Menjawab pertanyaan tersebut, Wakil Direktur Pelayanan RSUD Provinsi NTB, dr. Adi Wira, menjelaskan bahwa keputusan merujuk pasien sepenuhnya didasarkan pada kebutuhan klinis dan keselamatan pasien, bukan karena rumah sakit tidak mampu menangani seluruh kasus hidrosefalus.

“Dokter spesialis anak di RSUD Provinsi NTB saat ini ada yang sedang menempuh pendidikan subspesialis Neuro Pediatri di Universitas Indonesia. Perkiraan tahun depan baru menyelesaikan pendidikan,” ujar dr. Adi Wira saat diwawancarai, Senin (3/8/2026).

Ia menjelaskan, saat ini RSUD Provinsi NTB telah memiliki dokter spesialis anak dari berbagai divisi serta dokter spesialis bedah saraf yang menangani berbagai kasus penyakit saraf, termasuk tindakan operasi di kepala.

Namun demikian, menurutnya, tidak semua pasien memiliki tingkat kompleksitas yang sama. Dalam kondisi tertentu, pasien membutuhkan penanganan lanjutan oleh dokter subspesialis dengan kompetensi yang lebih spesifik.

“Saat ini penanganan masalah anak kami memiliki spesialis anak dengan beberapa divisi, dan untuk kebutuhan operasi kepala kami memiliki spesialis bedah saraf. Adapun kebutuhan rujukan biasanya terkait kebutuhan klinis pasien untuk mendapatkan penanganan medis tertentu demi keselamatan pasien atau konsultasi kepada spesialis maupun subspesialis dengan kompetensi yang lebih tinggi di rumah sakit tujuan,” jelasnya.

Dr. Adi Wira menegaskan bahwa RSUD Provinsi NTB telah menangani banyak pasien hidrosefalus. Namun apabila seorang pasien dirujuk ke rumah sakit lain, berarti terdapat kebutuhan medis khusus yang memerlukan penanganan subspesialis.

“Tidak semua kasus memiliki kompleksitas yang sama. Banyak pasien hidrosefalus yang ditangani di RSUD Provinsi NTB. Namun jika pasien dirujuk berarti ada kebutuhan klinis pasien yang membutuhkan penanganan lebih lanjut oleh subspesialis yang lebih kompeten. Upaya rujukan adalah ikhtiar untuk keselamatan pasien,” tegasnya.

Sementara itu, perkembangan kondisi Nurhayati di RSUP Sanglah menunjukkan proses penanganan masih terus berjalan. Anak berusia 9 tahun asal Taliwang tersebut kini telah berada di Denpasar selama lebih dari satu bulan untuk menjalani serangkaian pemeriksaan.

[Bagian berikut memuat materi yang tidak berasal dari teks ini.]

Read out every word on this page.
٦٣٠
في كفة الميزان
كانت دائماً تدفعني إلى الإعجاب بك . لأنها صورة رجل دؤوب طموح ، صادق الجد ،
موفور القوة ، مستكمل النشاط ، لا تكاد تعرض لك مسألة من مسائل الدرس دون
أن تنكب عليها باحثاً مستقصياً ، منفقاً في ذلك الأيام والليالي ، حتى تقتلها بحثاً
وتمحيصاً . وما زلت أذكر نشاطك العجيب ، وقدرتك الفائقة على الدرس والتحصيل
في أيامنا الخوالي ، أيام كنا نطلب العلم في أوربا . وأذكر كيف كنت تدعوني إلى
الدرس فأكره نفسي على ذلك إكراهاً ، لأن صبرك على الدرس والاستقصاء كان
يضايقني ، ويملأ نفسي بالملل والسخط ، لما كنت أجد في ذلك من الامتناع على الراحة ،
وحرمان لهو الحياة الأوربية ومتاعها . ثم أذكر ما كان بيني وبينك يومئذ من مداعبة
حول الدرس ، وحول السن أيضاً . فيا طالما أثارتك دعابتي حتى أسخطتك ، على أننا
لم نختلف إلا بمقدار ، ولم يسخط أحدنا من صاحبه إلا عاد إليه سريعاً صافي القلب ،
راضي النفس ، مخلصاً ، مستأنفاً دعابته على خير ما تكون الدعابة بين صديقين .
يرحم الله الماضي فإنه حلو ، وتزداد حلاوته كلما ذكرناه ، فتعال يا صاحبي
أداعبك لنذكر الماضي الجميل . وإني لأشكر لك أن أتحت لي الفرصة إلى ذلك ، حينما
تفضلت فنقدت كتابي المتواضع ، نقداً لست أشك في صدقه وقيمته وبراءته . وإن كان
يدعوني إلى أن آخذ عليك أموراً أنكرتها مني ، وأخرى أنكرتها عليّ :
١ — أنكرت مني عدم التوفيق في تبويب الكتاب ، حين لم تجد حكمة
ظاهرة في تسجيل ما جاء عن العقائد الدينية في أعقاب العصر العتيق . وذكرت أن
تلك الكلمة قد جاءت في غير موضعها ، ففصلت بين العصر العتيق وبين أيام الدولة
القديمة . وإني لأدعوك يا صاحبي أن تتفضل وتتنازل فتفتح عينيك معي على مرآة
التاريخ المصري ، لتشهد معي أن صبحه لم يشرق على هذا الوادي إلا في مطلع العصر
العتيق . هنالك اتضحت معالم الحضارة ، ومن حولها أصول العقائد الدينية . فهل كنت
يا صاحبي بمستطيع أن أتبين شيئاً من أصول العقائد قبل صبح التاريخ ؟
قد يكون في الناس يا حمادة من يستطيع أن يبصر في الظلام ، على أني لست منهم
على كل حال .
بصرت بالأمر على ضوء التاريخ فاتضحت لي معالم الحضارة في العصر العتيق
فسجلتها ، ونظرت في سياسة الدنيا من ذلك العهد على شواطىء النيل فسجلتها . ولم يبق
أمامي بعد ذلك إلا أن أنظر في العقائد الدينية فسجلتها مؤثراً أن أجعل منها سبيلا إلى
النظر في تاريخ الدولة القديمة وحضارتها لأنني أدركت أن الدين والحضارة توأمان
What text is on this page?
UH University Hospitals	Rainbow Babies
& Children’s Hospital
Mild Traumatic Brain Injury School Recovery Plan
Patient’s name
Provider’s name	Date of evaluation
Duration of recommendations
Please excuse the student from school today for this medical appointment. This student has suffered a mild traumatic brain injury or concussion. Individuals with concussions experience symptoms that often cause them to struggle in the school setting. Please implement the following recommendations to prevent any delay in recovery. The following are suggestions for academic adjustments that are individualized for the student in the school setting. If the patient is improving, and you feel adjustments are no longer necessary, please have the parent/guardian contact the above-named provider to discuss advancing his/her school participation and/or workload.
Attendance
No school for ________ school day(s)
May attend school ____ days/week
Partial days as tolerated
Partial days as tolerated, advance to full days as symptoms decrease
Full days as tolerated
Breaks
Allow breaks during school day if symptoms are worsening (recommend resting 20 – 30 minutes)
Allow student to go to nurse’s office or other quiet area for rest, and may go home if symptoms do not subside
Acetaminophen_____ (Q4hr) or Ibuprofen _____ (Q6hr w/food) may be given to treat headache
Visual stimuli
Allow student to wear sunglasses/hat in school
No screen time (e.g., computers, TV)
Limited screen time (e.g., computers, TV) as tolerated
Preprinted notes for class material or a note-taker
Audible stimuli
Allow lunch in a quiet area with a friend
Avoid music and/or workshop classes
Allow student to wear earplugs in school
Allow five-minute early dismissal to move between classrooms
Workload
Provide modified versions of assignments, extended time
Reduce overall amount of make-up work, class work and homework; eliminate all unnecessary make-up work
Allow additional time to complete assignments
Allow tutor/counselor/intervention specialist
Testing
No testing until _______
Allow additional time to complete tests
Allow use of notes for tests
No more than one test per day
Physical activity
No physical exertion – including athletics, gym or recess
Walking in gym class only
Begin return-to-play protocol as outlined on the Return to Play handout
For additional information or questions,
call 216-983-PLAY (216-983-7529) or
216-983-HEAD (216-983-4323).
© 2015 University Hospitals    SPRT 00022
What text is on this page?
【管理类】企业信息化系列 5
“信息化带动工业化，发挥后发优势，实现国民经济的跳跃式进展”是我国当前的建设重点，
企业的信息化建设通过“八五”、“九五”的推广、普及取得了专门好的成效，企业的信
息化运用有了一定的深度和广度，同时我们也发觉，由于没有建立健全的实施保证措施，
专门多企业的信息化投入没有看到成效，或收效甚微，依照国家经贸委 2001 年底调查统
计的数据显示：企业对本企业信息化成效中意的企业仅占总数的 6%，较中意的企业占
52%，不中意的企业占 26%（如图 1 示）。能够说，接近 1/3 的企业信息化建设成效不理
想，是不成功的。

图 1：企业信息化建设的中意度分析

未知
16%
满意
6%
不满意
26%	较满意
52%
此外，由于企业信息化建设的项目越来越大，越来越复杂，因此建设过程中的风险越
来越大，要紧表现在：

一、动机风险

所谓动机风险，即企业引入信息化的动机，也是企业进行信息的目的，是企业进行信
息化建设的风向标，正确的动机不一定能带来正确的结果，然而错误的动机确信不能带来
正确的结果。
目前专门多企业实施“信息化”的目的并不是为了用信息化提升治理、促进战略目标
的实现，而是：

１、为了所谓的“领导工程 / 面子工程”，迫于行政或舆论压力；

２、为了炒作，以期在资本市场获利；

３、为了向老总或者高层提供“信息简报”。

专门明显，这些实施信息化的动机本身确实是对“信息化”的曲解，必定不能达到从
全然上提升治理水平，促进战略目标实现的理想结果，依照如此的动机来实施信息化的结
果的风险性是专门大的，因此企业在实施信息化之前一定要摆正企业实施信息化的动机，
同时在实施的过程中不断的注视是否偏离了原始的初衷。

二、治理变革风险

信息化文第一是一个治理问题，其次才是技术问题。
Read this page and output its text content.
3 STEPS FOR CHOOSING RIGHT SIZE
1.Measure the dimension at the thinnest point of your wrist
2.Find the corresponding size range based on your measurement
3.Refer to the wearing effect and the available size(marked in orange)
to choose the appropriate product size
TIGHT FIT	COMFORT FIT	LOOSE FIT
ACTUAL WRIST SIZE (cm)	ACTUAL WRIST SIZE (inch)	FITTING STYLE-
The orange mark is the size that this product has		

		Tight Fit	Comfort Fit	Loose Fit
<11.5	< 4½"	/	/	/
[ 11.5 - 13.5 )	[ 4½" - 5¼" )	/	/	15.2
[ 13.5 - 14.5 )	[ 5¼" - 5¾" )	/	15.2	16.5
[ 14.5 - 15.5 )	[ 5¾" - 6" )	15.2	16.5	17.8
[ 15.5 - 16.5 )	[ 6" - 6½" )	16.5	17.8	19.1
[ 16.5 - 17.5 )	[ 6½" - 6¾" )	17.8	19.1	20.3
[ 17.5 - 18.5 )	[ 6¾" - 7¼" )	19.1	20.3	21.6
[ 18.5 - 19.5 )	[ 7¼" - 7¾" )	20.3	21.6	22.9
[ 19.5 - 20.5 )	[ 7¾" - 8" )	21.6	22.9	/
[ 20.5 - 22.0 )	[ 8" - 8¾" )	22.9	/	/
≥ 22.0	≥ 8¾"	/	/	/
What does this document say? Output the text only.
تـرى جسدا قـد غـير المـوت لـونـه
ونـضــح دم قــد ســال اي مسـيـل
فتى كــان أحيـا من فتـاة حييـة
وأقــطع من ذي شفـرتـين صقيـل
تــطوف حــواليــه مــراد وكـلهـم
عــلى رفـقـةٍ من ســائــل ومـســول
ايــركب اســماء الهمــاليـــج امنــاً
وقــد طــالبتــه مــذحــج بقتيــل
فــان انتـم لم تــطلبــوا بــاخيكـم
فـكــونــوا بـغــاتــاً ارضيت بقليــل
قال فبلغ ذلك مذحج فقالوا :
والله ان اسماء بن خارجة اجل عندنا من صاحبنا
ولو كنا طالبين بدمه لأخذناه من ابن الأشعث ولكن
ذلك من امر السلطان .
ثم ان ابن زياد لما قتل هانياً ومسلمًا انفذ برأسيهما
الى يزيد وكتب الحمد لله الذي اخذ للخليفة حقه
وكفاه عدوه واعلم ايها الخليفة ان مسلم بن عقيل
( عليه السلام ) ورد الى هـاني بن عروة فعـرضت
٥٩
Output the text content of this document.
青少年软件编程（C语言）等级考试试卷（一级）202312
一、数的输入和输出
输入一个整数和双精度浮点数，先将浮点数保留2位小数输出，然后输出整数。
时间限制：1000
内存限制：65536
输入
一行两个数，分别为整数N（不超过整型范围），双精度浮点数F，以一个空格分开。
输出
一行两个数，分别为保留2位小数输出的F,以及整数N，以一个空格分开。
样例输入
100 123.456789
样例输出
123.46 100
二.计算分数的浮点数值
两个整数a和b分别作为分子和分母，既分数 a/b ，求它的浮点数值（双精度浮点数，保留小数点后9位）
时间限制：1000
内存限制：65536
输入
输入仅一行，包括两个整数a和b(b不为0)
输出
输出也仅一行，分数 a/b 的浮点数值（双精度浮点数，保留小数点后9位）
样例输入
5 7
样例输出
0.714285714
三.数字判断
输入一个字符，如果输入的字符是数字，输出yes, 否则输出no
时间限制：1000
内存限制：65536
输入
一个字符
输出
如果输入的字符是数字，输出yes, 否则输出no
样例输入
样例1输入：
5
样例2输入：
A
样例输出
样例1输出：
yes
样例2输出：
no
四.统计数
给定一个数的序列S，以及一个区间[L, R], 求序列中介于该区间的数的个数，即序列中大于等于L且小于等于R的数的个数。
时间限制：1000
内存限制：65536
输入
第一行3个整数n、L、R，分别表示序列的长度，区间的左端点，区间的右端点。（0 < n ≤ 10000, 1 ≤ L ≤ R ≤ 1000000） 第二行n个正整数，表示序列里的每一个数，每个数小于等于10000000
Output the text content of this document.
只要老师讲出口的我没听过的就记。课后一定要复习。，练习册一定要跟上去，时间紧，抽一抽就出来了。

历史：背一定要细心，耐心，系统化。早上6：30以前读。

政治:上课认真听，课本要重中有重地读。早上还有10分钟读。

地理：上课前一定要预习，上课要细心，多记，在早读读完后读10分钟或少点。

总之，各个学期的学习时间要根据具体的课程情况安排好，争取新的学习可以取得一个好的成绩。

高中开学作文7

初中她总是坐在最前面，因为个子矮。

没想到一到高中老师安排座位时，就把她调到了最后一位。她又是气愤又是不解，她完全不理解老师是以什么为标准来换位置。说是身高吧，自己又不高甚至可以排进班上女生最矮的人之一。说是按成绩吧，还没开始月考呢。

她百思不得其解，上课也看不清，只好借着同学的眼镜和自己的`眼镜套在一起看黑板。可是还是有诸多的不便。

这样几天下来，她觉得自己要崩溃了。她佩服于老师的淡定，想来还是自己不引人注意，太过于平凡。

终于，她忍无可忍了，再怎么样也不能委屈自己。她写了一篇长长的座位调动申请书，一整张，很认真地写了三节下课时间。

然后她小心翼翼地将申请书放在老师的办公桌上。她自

Nurhayati telah menjalani pemeriksaan Electroencephalography (EEG) serta kontrol rutin dengan dokter subspesialis neurologi anak. Setelah evaluasi tersebut, tim medis kembali mengarahkan Nurhayati menjalani pemeriksaan darah sebagai tahapan lanjutan sebelum dilakukan Magnetic Resonance Imaging (MRI).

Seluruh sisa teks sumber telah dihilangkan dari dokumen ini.